Even if they do not cause hurricanes, tropical waves often bring with thunderstorms and flooding rains. That’s what we have received over the past few weeks. Tropical waves 38 and 39 have destroyed over 8,000 homes and forced about 35,600 citizens to refuge in shelters. Besides affecting 116 roads and ten bridges, floods and landslides have damaged power stations in the states of Amazonas, Barinas, Bolivar, Delta Amacuro, Merida, Monagas, Tachira, and Zulia. Multiple floods and mudslides in in the neighboring state of Mérida have left 20 people dead and more than 1,200 buildings destroyed.

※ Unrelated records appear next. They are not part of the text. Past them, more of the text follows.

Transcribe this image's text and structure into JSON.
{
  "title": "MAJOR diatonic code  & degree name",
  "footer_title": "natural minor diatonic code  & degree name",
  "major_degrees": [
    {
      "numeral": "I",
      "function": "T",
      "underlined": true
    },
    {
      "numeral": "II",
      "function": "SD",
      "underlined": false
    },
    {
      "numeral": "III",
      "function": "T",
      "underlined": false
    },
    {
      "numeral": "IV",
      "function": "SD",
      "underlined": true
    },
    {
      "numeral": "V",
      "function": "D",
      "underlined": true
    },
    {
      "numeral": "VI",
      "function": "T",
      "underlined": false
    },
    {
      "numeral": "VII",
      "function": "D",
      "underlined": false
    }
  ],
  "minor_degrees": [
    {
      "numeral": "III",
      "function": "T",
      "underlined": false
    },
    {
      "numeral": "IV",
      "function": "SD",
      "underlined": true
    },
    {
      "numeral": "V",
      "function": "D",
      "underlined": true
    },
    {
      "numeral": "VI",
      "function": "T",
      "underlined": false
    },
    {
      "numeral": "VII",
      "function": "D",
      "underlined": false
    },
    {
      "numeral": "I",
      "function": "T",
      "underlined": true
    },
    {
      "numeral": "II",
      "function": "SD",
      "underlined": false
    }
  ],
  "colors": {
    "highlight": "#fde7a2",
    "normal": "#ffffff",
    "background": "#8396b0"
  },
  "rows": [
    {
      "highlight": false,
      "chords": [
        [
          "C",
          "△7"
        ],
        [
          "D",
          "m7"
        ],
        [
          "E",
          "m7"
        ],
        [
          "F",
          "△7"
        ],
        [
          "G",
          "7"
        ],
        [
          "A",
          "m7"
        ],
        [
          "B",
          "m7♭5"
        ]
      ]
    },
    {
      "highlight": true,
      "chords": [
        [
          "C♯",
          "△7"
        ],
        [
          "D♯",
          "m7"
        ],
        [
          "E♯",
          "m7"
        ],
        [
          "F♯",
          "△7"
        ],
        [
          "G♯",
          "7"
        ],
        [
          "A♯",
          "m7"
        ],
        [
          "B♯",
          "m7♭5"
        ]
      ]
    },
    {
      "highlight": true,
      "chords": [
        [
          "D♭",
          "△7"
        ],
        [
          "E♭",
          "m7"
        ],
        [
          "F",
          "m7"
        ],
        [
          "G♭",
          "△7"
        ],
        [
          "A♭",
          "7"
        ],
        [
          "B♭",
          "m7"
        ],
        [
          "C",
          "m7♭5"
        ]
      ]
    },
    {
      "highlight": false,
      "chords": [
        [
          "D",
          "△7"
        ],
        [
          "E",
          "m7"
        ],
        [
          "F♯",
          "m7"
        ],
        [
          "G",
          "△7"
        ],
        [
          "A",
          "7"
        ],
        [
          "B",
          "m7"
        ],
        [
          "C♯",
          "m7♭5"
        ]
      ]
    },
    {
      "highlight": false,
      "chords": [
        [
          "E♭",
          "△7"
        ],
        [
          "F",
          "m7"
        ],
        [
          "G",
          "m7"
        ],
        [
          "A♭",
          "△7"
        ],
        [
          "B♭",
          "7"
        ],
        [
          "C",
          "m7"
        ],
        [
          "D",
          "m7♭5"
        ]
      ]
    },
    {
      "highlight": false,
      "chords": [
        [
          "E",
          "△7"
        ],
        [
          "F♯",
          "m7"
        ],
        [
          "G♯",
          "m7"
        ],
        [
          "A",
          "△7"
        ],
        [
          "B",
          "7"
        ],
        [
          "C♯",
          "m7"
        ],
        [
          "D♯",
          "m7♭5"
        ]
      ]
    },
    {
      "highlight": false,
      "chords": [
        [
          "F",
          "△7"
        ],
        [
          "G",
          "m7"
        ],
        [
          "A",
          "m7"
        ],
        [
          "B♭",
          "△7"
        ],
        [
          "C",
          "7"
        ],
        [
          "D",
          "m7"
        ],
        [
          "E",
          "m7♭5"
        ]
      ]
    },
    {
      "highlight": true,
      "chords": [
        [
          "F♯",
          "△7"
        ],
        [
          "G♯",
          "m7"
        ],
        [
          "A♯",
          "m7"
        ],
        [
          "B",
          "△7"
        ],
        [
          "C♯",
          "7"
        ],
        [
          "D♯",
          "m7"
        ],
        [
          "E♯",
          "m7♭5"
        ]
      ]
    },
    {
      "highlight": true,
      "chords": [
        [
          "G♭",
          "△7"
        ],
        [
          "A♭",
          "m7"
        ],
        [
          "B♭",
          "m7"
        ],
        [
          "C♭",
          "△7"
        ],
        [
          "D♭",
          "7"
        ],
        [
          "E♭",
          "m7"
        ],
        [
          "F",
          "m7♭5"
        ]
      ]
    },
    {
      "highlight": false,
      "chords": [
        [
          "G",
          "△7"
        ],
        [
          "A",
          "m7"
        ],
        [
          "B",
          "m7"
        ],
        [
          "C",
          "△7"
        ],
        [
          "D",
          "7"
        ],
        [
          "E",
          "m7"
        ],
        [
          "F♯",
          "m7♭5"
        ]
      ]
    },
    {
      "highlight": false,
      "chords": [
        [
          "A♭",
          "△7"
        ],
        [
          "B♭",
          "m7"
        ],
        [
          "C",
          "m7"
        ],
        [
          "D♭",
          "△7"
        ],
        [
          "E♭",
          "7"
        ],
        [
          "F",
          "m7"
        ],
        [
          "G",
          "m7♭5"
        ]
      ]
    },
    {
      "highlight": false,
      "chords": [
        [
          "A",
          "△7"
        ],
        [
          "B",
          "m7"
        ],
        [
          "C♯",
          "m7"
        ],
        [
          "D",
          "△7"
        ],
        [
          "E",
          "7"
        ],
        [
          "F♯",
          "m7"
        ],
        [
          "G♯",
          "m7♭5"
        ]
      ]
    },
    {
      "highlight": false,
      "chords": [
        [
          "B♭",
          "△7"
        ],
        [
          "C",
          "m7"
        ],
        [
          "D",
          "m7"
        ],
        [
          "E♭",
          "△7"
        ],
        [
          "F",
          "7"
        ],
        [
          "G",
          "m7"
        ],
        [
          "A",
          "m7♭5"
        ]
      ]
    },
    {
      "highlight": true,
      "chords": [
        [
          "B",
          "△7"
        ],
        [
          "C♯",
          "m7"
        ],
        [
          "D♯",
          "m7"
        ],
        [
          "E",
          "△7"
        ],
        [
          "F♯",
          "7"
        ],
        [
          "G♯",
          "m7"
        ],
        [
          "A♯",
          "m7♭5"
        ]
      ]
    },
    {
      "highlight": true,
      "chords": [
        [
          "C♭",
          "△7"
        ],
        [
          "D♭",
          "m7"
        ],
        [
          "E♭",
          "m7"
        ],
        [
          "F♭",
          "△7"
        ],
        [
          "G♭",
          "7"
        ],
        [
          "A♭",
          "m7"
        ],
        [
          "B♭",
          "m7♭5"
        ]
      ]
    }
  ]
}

Avocado harvest.In La Caramuca, we have only had to deal with power outages. Our solar panels continue to work well, keeping the lights and security cameras going and the cell phones recharged. All the rain means excellent crops of fruits and vegetables. Luz Maria and I share the produce with our neighbors, those who stop by the mission and those we visit on evangelistic calls.

There also was 5.2-magnitude earthquake in Portuguesa, another neighboring state, on August 25, and a 4.9 quake off the coast of Sucre state on August 30.

All of which brings to mind Luke 21:8-11. “There will be great earthquakes, and in various places famines and pestilences. And there will be terrors and great signs from heaven.” As with many Biblical prophecies, the Lord in these verses speaks of two impending catastrophes, the destruction of Jerusalem and the end of the world, with one foreshadowing the other. So he warns his followers of the persecution that will precede the city’s downfall, and of false prophets who will predict the end of the whole world based on natural disasters and terrible wars. 

For those of us living in these days, the Lord’s words also apply to hurricanes, earthquakes, COVID-19 and even the persecution of believers in Afghanistan and other parts of the world. Like the first-century Christians, we are not terrified by cataclysm, for we not the end will not come until the day God has pointed. Nor do we regard them as random events, but signs that great day will come.